Kurds killed in Paris: the suspect presented to an investigating judge

by time news


L’69-year-old man, in police custody since Friday, December 23, because suspected of being the author of the attack which left three dead among the Kurdish community in Paris, was presented to an investigating judge with a view to a possible indictment, said the Paris prosecutor’s office. His police custody was indeed lifted on Monday morning. A judicial investigation has been opened for assassination and attempted assassination on the grounds of race, ethnicity, nation or religion, as well as for unauthorized acquisition and possession of weapons, added the prosecution, specifying that it had requested the provisional detention of the suspect.

The racist motive of the facts is confirmed: this retired train driver of French nationality told investigators that he felt a “hatred of foreigners that had become completely pathological” since the burglary of his home in 2016, said Paris prosecutor Laure Beccuau. He described himself as “depressive” and “suicidal” and, according to Laure Beccuau, added: “But before committing suicide, I always wanted to murder migrants, foreigners” since this burglary.

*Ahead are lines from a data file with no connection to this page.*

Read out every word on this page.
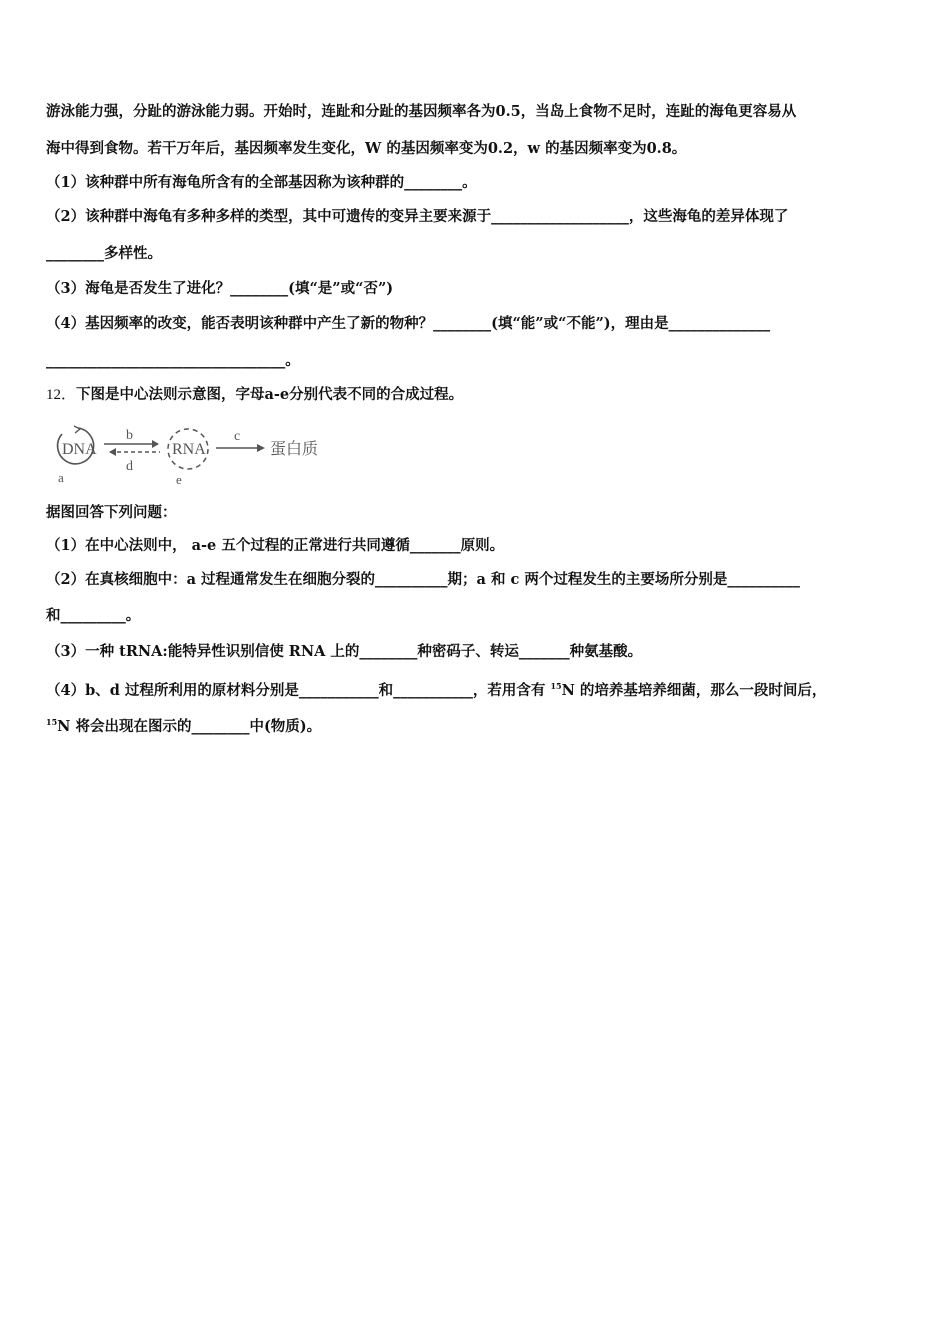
游泳能力强，分趾的游泳能力弱。开始时，连趾和分趾的基因频率各为0.5，当岛上食物不足时，连趾的海龟更容易从
海中得到食物。若干万年后，基因频率发生变化，W 的基因频率变为0.2，w 的基因频率变为0.8。
（1）该种群中所有海龟所含有的全部基因称为该种群的________。
（2）该种群中海龟有多种多样的类型，其中可遗传的变异主要来源于___________________，这些海龟的差异体现了
________多样性。
（3）海龟是否发生了进化？________(填“是”或“否”)
（4）基因频率的改变，能否表明该种群中产生了新的物种？________(填“能”或“不能”)，理由是______________
_________________________________。
12．下图是中心法则示意图，字母a-e分别代表不同的合成过程。
DNA
b
d
RNA
c
蛋白质
a	e
据图回答下列问题：
（1）在中心法则中， a-e 五个过程的正常进行共同遵循_______原则。
（2）在真核细胞中：a 过程通常发生在细胞分裂的__________期；a 和 c 两个过程发生的主要场所分别是__________
和_________。
（3）一种 tRNA:能特异性识别信使 RNA 上的________种密码子、转运_______种氨基酸。
（4）b、d 过程所利用的原材料分别是___________和___________，若用含有 $^{15}$N 的培养基培养细菌，那么一段时间后，
$^{15}$N 将会出现在图示的________中(物质)。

Early Friday morning, he went armed to Saint-Denis (Seine-Saint-Denis) “to commit murders on foreign people”, continued the prosecutor. But, for lack of people in particular, he gave up his project. After returning to his parents’ Parisian home, where he lived, he walked to rue d’Enghien (10e district) to the Kurdish cultural center Ahmet-Kaya, whose location he knew.

“All migrants” targeted

The 60-year-old then opened fire with a handgun, killing two men, Mir Perwer, a Kurdish political refugee singer, and Abdurrahman Kizil, as well as the head of the Kurdish Women’s Movement in France, Emine Kara. Three other men were injured. Five of the six victims are of Turkish nationality, the last of French nationality.

The man explained “having attacked victims he did not know”, specifying that he blamed “all the migrants” and the Kurds for having “constituted prisoners during their fight against Daesh [l’organisation État islamique, NDLR] instead of killing them”, detailed Laure Beccuau. His intention was “to use all the ammunition and kill himself with the last bullet”, according to the prosecutor. His weapon, a Colt 45, four magazines containing a total of 14 ammunition and a box of 25 ammunition were found during his arrest.

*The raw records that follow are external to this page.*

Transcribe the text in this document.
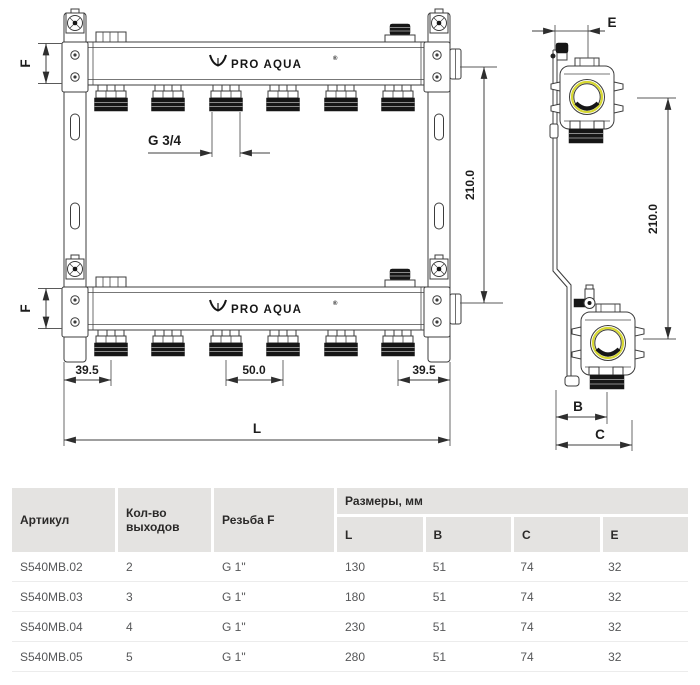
PRO AQUA	®
PRO AQUA	®
F
F
G 3/4
39.5	50.0	39.5
L
210.0
E
210.0
B
C
Артикул	Кол-во выходов	Резьба F
Размеры, мм
L	B	C	E
S540MB.02	2	G 1"	130	51	74	32
S540MB.03	3	G 1"	180	51	74	32
S540MB.04	4	G 1"	230	51	74	32
S540MB.05	5	G 1"	280	51	74	32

As soon as he was arrested, the suspect had indicated that he had acted because he was “racist”, said a source familiar with the matter. Placed in police custody on Friday shortly after the events, he was taken to the psychiatric infirmary of the police headquarters on Saturday at the end of the day for health reasons. His custody was finally able to resume Sunday at 4:25 p.m. until his release Monday morning.

In another case, the alleged shooter was indicted, in particular for violence with a racist weapon, suspected of having stabbed migrants in a Paris camp on December 8, 2021. Placed in pre-trial detention for one year, the maximum duration provided for by law for this type of offence, he was released on 12 December.

Flowers and candles

The elements seized during the search of the parental home did not reveal “any link with an extremist ideology”, specified Laure Beccuau. He is not known to the intelligence services either, nor listed as an ultra-right activist, according to Interior Minister Gérald Darmanin.

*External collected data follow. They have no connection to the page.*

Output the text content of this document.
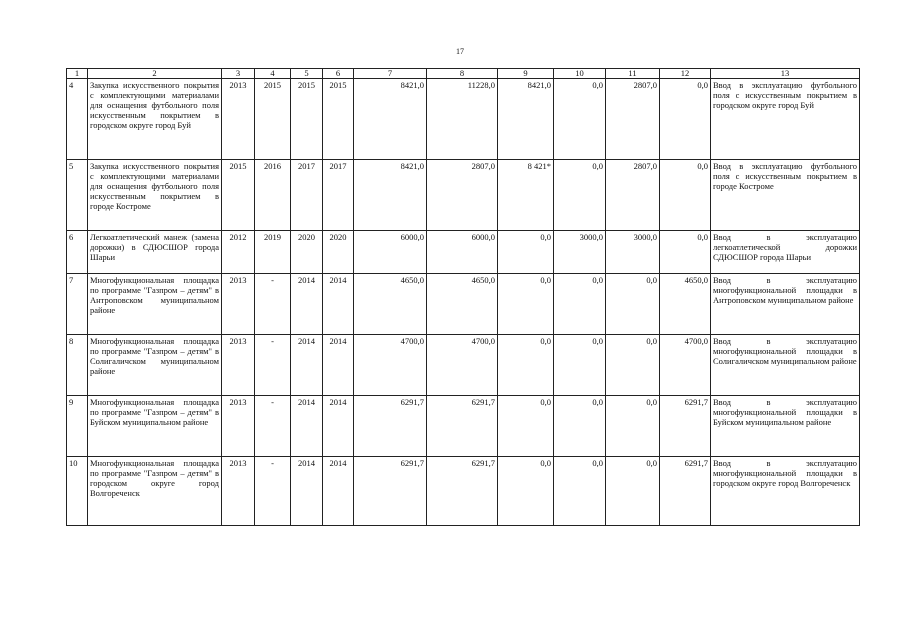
17
1	2	3	4	5	6	7	8	9	10	11	12	13
4	Закупка искусственного покрытия с комплектующими материалами для оснащения футбольного поля искусственным покрытием в городском округе город Буй	2013	2015	2015	2015	8421,0	11228,0	8421,0	0,0	2807,0	0,0	Ввод в эксплуатацию футбольного поля с искусственным покрытием в городском округе город Буй
5	Закупка искусственного покрытия с комплектующими материалами для оснащения футбольного поля искусственным покрытием в городе Костроме	2015	2016	2017	2017	8421,0	2807,0	8 421*	0,0	2807,0	0,0	Ввод в эксплуатацию футбольного поля с искусственным покрытием в городе Костроме
6	Легкоатлетический манеж (замена дорожки) в СДЮСШОР города Шарьи	2012	2019	2020	2020	6000,0	6000,0	0,0	3000,0	3000,0	0,0	Ввод в эксплуатацию легкоатлетической дорожки СДЮСШОР города Шарьи
7	Многофункциональная площадка по программе "Газпром – детям" в Антроповском муниципальном районе	2013	-	2014	2014	4650,0	4650,0	0,0	0,0	0,0	4650,0	Ввод в эксплуатацию многофункциональной площадки в Антроповском муниципальном районе
8	Многофункциональная площадка по программе "Газпром – детям" в Солигаличском муниципальном районе	2013	-	2014	2014	4700,0	4700,0	0,0	0,0	0,0	4700,0	Ввод в эксплуатацию многофункциональной площадки в Солигаличском муниципальном районе
9	Многофункциональная площадка по программе "Газпром – детям" в Буйском муниципальном районе	2013	-	2014	2014	6291,7	6291,7	0,0	0,0	0,0	6291,7	Ввод в эксплуатацию многофункциональной площадки в Буйском муниципальном районе
10	Многофункциональная площадка по программе "Газпром – детям" в городском округе город Волгореченск	2013	-	2014	2014	6291,7	6291,7	0,0	0,0	0,0	6291,7	Ввод в эксплуатацию многофункциональной площадки в городском округе город Волгореченск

Several hundred people gathered on Monday at midday rue d’Enghien, in the 10e district of Paris, for a march in tribute to the three Kurds shot dead on Friday near a Kurdish cultural center. Small altars were erected on the sidewalk, where the three victims were shot, on which were placed their photograph as well as candles and bouquets of flowers, noted a journalist from Agence France-Presse .

The procession set off around 12:30 p.m. towards rue Lafayette, in the same district of the capital, where three activists from the Kurdistan Workers’ Party (PKK) were killed on January 9, 2013 in Paris. The demonstrators chanted in Kurdish: “Our martyrs do not die. And in French: “Women, life, freedom”, and claiming “truth and justice”.

Friday’s attack shocked the Kurdish community, which denounced a “terrorist” act and blamed Turkey. For many Kurds, this triple assassination echoes that, never elucidated, of three militants of the Kurdistan Workers’ Party (PKK) on January 9, 2013 in Paris. After the demonstrations in tribute to the victims on Saturday in Paris, Marseille and Bordeaux, several hundred people gathered again on Monday at midday at the scene of the attack, rue d’Enghien, to march to the rue La Fayette, where the three PKK militants had been killed.

Flowers and candles were placed alongside photos of the victims, placed at the place where they were killed on Friday, noted a journalist from Agence France Presse. Like the representatives of the Kurdish community, the head of La France insoumise (LFI) Jean-Luc Mélenchon asked Monday for a referral to the anti-terrorist prosecution. In a blog post, he explained that he did not believe that the Kurds were killed by “chance”. “Obviously, you can’t consider anything without thinking about Turkey,” he added.